Mercer Island-based Kaleetan is preparing for clinical trials with dogs with cancer, an 18-month process that will cost $3 million. Then it would begin trials with humans and seek a partner to pursue FDA approval.
Vitriosic: Federal efforts to reduce building energy consumption by 50 percent by 2015, plus energy efficiency credits, have created an opportunity for Vitriosic’s electrochromatic glass.
The glass can darken or become shaded by applying electricity, which changes the state of a layer of polymer sandwiched in the material.
The concept isn’t new but Vitriosic’s system doesn’t require as much electricity and may be powered with solar energy, according to co-founder Todd Ostrander. A key difference is that Vitriosic’s material won’t draw electricity after its state has changed.
Electrochromatic glass can eliminate the need for shades and can be centrally managed to control a building’s heating and cooling system.
Vitriosic working with a large glass manufacturer to test the longevity of its organic polymer-based system. It was invented by Minoru Taya, a mechanical engineering professor at the UW who worked on the technology for more than 20 years.

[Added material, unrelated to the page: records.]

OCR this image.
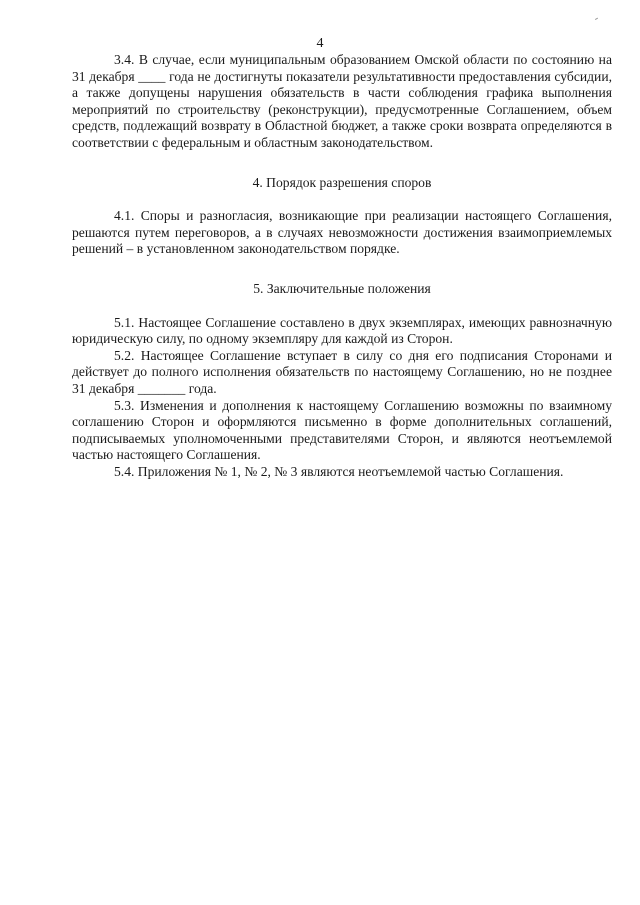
4

3.4. В случае, если муниципальным образованием Омской области по состоянию на 31 декабря ____ года не достигнуты показатели результативности предоставления субсидии, а также допущены нарушения обязательств в части соблюдения графика выполнения мероприятий по строительству (реконструкции), предусмотренные Соглашением, объем средств, подлежащий возврату в Областной бюджет, а также сроки возврата определяются в соответствии с федеральным и областным законодательством.

4. Порядок разрешения споров

4.1. Споры и разногласия, возникающие при реализации настоящего Соглашения, решаются путем переговоров, а в случаях невозможности достижения взаимоприемлемых решений – в установленном законодательством порядке.

5. Заключительные положения

5.1. Настоящее Соглашение составлено в двух экземплярах, имеющих равнозначную юридическую силу, по одному экземпляру для каждой из Сторон.

5.2. Настоящее Соглашение вступает в силу со дня его подписания Сторонами и действует до полного исполнения обязательств по настоящему Соглашению, но не позднее 31 декабря _______ года.

5.3. Изменения и дополнения к настоящему Соглашению возможны по взаимному соглашению Сторон и оформляются письменно в форме дополнительных соглашений, подписываемых уполномоченными представителями Сторон, и являются неотъемлемой частью настоящего Соглашения.

5.4. Приложения № 1, № 2, № 3 являются неотъемлемой частью Соглашения.
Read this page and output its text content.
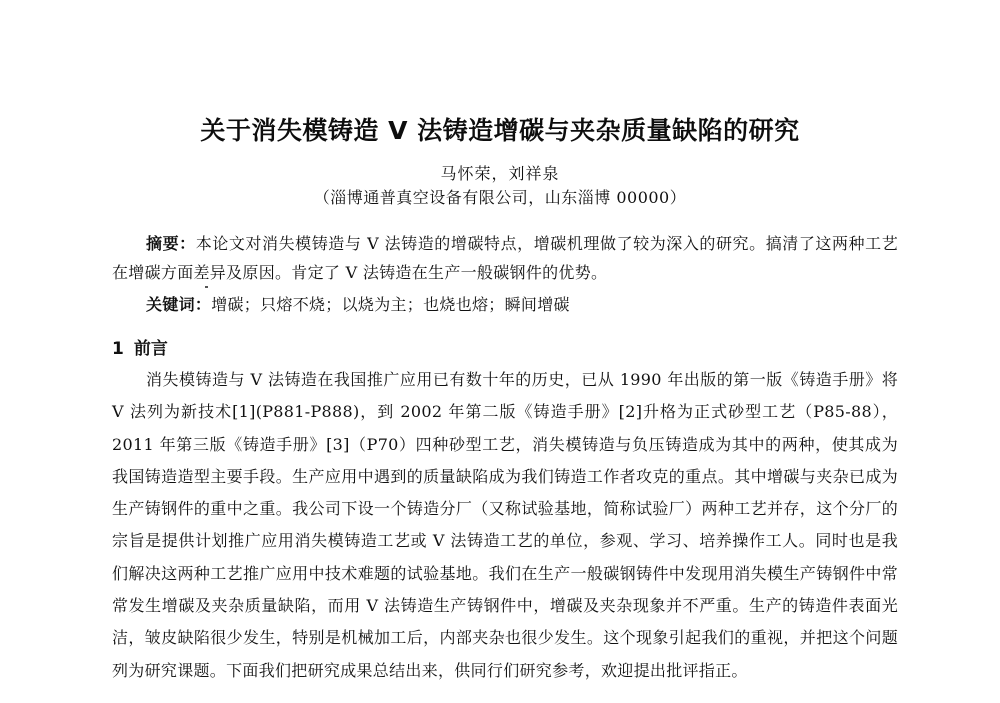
关于消失模铸造 V 法铸造增碳与夹杂质量缺陷的研究
马怀荣，刘祥泉
（淄博通普真空设备有限公司，山东淄博 00000）
摘要：本论文对消失模铸造与 V 法铸造的增碳特点，增碳机理做了较为深入的研究。搞清了这两种工艺在增碳方面差异及原因。肯定了 V 法铸造在生产一般碳钢件的优势。
关键词：增碳；只熔不烧；以烧为主；也烧也熔；瞬间增碳
1 前言
消失模铸造与 V 法铸造在我国推广应用已有数十年的历史，已从 1990 年出版的第一版《铸造手册》将 V 法列为新技术[1](P881-P888)，到 2002 年第二版《铸造手册》[2]升格为正式砂型工艺（P85-88），2011 年第三版《铸造手册》[3]（P70）四种砂型工艺，消失模铸造与负压铸造成为其中的两种，使其成为我国铸造造型主要手段。生产应用中遇到的质量缺陷成为我们铸造工作者攻克的重点。其中增碳与夹杂已成为生产铸钢件的重中之重。我公司下设一个铸造分厂（又称试验基地，简称试验厂）两种工艺并存，这个分厂的宗旨是提供计划推广应用消失模铸造工艺或 V 法铸造工艺的单位，参观、学习、培养操作工人。同时也是我们解决这两种工艺推广应用中技术难题的试验基地。我们在生产一般碳钢铸件中发现用消失模生产铸钢件中常常发生增碳及夹杂质量缺陷，而用 V 法铸造生产铸钢件中，增碳及夹杂现象并不严重。生产的铸造件表面光洁，皱皮缺陷很少发生，特别是机械加工后，内部夹杂也很少发生。这个现象引起我们的重视，并把这个问题列为研究课题。下面我们把研究成果总结出来，供同行们研究参考，欢迎提出批评指正。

Ostrander said the company should be able to offer its product for under $50 per square foot, or less than half the cost of a competing product now on the market. Vitriosic plans to focus on developing the technology and licensing it to glass manufacturers after commercial testing this year.
Commercial glass costs up to $16 per square foot, Ostrander said, so Vitriosic’s aiming to get its product as low as $16 to $25 per foot.
The company plans to raise $100,000 in seed capital and another $500,000 to get to market.
Mobisante: Sailesh Chutani left Microsoft’s mobile group as a director to start Mobisante, which is developing a mobile, affordable ultrasound system that could make the technology more accessible.
The system uses mobile phones and an ultrasound wand. It could be used for primary care, emergency care and obstetrics. Markets include the military and emerging markets.
Mobisante is now testing a beta version of its product. It’s working on getting FDA approval and has an exclusive deal with the manufacturer of the sensor component.
Chutani said the company has a chance to be the first one to produce a commercial ultrasound system that sells for less than $5,000. It’s working to make ultrasound “practically free and more broadly useful.”
Seattle has a cluster of ultrasound companies that should help the company recruit talent, he said. Some of that talent was in the room, apparently, because Chutani was asked detailed questions about the type of sensor in the wand. A radiologist also noted that the training of operators is critical with ultrasound systems. “You’re going to have to keep the malpractice lawyers from your door,” he warned.
Redmond-based Mobisante hopes to raise $6 million to $8 million, which could be enough to reach a sustainable point after three years of sales.
“The business has a pretty good shot of growing to a $100 million revenue stream,” Chutani said.
The event concluded with a demonstration of a pico projection system being developed by Enravel, a company started by UW engineer Brian Schowengerdt.
It uses a 1 by 9 millimeter projection head. The component includes a piezoelectric actuator threaded through a fiber, tipped with lenses.